Oleh Venella Yayank Hera Anggia [] Mahasiswa Jurusan Aqidah dan Filsafat Islam Semester II; IAIN Tulungagung [] Staf Verstehen Organic philosophy
Cinta bisa mempengaruhi manusia. Pengaruh cinta ini akan merubah seseorang
melalui pola pikir maupun tindakan. Secara tidak sadar seseorang akan mulai
berpikir bahwa cinta itu harus memiliki bukti berupa seksualitas, walaupun
di luar legalitas. Selain itu, pikiran akan mampu mengelola dirinya sebaik
mungkin dihadapan pasangan. Pengelolaan diri ini bermaksud untuk memberi
kesan baik dan menyembunyikan kesan buruk dihadapan pasangan. Hal seperti
ini biasanya disebut dramaturgi.
Makna cinta dalam dramaturgi sebenarnya hanya sebagai stabilitas saja.
Peran dramaturgi selalu terkait dengan life presented in action.
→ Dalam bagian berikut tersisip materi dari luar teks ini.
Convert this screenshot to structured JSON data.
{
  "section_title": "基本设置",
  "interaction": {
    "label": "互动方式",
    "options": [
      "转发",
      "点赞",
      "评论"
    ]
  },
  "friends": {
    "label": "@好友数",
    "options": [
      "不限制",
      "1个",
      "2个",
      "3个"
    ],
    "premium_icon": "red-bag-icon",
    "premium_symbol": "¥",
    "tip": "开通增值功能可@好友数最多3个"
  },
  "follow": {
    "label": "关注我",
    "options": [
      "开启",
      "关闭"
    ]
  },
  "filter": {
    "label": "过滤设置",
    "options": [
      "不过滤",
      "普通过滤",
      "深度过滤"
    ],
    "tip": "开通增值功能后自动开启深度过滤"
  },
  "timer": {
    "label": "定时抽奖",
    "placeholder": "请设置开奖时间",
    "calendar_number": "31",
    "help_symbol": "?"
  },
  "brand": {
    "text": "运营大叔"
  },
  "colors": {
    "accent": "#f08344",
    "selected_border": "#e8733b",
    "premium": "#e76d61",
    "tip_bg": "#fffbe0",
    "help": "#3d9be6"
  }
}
Peranan
aksi itu memunculkan nilai cinta terkait dengan perspektif seseorang
terhadap pasangannya. Hal ini nantinya menjadi alat komunikasi, karena
peran dramaturgi tidak jauh dari peranan acting sebuah komunikasi.
Dramaturgi terdapat dua bagian, yaitu panggung depan dan panggung belakang.
Panggung depan merupakan tempat dimana seseorang akan memainkan peran
sesuai skenario agar dilihat dan mendapatkan perhatian pasangan. Panggung
belakang merupakan tempat seseorang menunjukkan segala ekspresi dan
emosinya tanpa harus khawatir dinilai buruk oleh orang lain. Hal ini karena
tidak akan ada orang lain yang melihatnya kecuali dirinya sendiri.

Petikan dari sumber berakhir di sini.